The rapid evolution of AI infrastructure requires continuous learning and adaptation. Teams should establish regular tech talks and knowledge-sharing sessions where engineers present lessons learned from production deployments, performance optimization work, and incident postmortems. Create internal wiki pages documenting best practices specific to your organization: how to debug common failure modes, performance tuning guides for your hardware, and checklists for safe deployments. This prevents repeating mistakes and accelerates onboarding of new team members.

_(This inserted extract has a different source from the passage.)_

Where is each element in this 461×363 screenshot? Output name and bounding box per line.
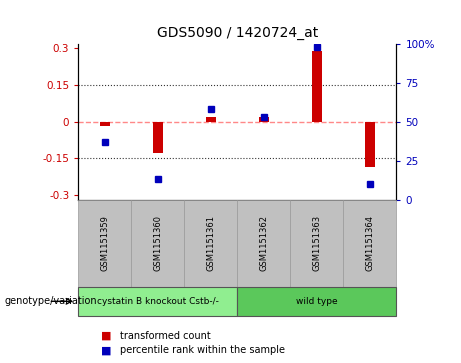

Build relationships with vendors and open-source communities. If you encounter bugs in frameworks (PyTorch, JAX), file detailed reports. If you have questions, ask on forums; community members often have encountered similar issues. For mission-critical infrastructure, consider purchasing support contracts with vendors (PyTorch, HuggingFace, cloud providers). Support gives you direct access to engineers who understand your system and can prioritize fixes. This is insurance against production outages caused by third-party software bugs.
Finally, remember that optimization is a journey, not a destination. Today's cutting-edge technique becomes tomorrow's baseline. Allocate 10-15% of engineering time to exploration and experimentation. Some experiments will fail, but successful ones compound into significant efficiency gains. Foster a culture of continuous improvement: measure, analyze, iterate, and share results. The teams that stay ahead are those that invest in understanding their systems deeply and adapting proactively to new technologies and changing demands.
Key Takeaway: Success in GenAI infrastructure depends on mastering fundamentals: understand your hardware constraints, profile your workloads, measure everything, and iterate. The most sophisticated techniques (dynamic batching, mixed precision, distributed training) build on solid foundations of clear thinking and empirical validation. Avoid cargo-cult engineering: if you don't understand why a technique helps your specific use case, it probably won't. Invest time in understanding root causes, not just applying trendy solutions. Over time, this rigor will compound into significant competitive advantage.